Prepare to be completely earnest and genuine. For much of our lives, we project certain facades and cultivate certain self-images that reflect how we want to be seen by other people. A confession is no time to worry about these things. Realize that a sincere confession reveals the inner “you.” You can’t make a good confession from a false position of superiority.
Make an admission of guilt. This is the central purpose of your confession – to reveal that you’ve done wrong. Be direct and to the point. Tell the people you have gathered with that you’ve made a mistake that’s hurt them. Tell them that you feel bad about what you’ve done and that you want forgiveness. Calmly and clearly explain what you did, how you’ve hurt them, and why you’re sorry.

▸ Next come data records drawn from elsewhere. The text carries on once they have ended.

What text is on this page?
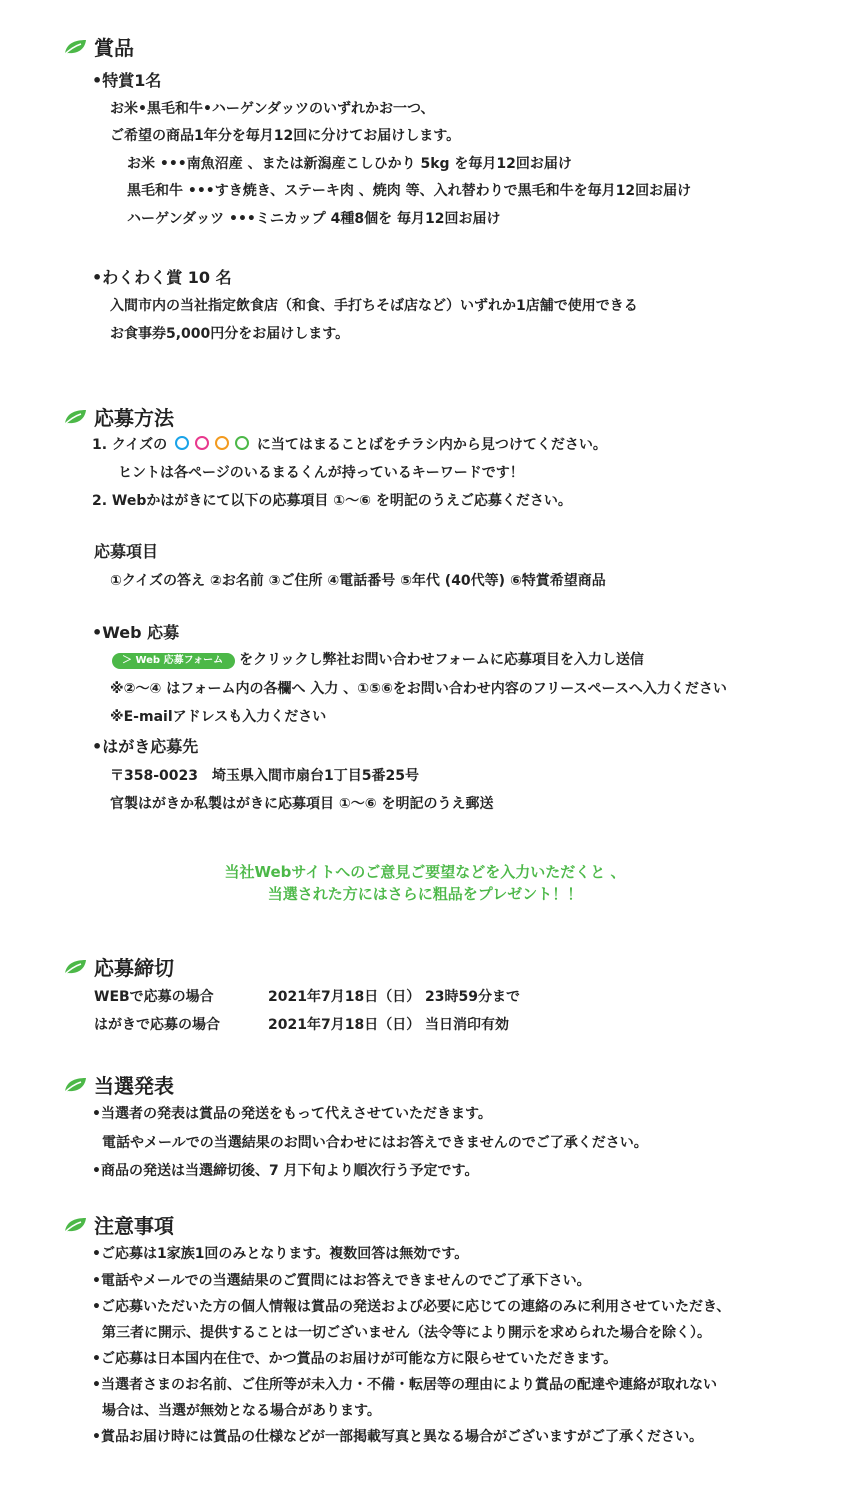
賞品
•特賞1名
お米•黒毛和牛•ハーゲンダッツのいずれかお一つ、
ご希望の商品1年分を毎月12回に分けてお届けします。
お米 •••南魚沼産 、または新潟産こしひかり 5kg を毎月12回お届け
黒毛和牛 •••すき焼き、ステーキ肉 、焼肉 等、入れ替わりで黒毛和牛を毎月12回お届け
ハーゲンダッツ •••ミニカップ 4種8個を 毎月12回お届け
•わくわく賞 10 名
入間市内の当社指定飲食店（和食、手打ちそば店など）いずれか1店舗で使用できる
お食事券5,000円分をお届けします。
応募方法
1. クイズの	に当てはまることばをチラシ内から見つけてください。
ヒントは各ページのいるまるくんが持っているキーワードです！
2. Webかはがきにて以下の応募項目 ①〜⑥ を明記のうえご応募ください。
応募項目
①クイズの答え ②お名前 ③ご住所 ④電話番号 ⑤年代 (40代等) ⑥特賞希望商品
•Web 応募
＞ Web 応募フォーム をクリックし弊社お問い合わせフォームに応募項目を入力し送信
※②〜④ はフォーム内の各欄へ 入力 、①⑤⑥をお問い合わせ内容のフリースペースへ入力ください
※E-mailアドレスも入力ください
•はがき応募先
〒358-0023　埼玉県入間市扇台1丁目5番25号
官製はがきか私製はがきに応募項目 ①〜⑥ を明記のうえ郵送
当社Webサイトへのご意見ご要望などを入力いただくと 、
当選された方にはさらに粗品をプレゼント！！
応募締切
WEBで応募の場合	2021年7月18日（日） 23時59分まで
はがきで応募の場合	2021年7月18日（日） 当日消印有効
当選発表
•当選者の発表は賞品の発送をもって代えさせていただきます。
電話やメールでの当選結果のお問い合わせにはお答えできませんのでご了承ください。
•商品の発送は当選締切後、7 月下旬より順次行う予定です。
注意事項
•ご応募は1家族1回のみとなります。複数回答は無効です。
•電話やメールでの当選結果のご質問にはお答えできませんのでご了承下さい。
•ご応募いただいた方の個人情報は賞品の発送および必要に応じての連絡のみに利用させていただき、
第三者に開示、提供することは一切ございません（法令等により開示を求められた場合を除く）。
•ご応募は日本国内在住で、かつ賞品のお届けが可能な方に限らせていただきます。
•当選者さまのお名前、ご住所等が未入力・不備・転居等の理由により賞品の配達や連絡が取れない
場合は、当選が無効となる場合があります。
•賞品お届け時には賞品の仕様などが一部掲載写真と異なる場合がございますがご了承ください。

Correct any false information or misconceptions. “Confession” implies that the knowledge of your wrongdoing is a secret. So, when you make a confession, you may also need to explain the true course of events surrounding your wrongdoing, especially if you’ve previously lied about what’s happened.
Ask for forgiveness. Be humble and direct. A line like “I’m really, really sorry. I hope you can forgive me” works fine. This should be what you want out of a confession – to get the assurance that you’re forgiven in the heart of the person(s) you’ve hurt.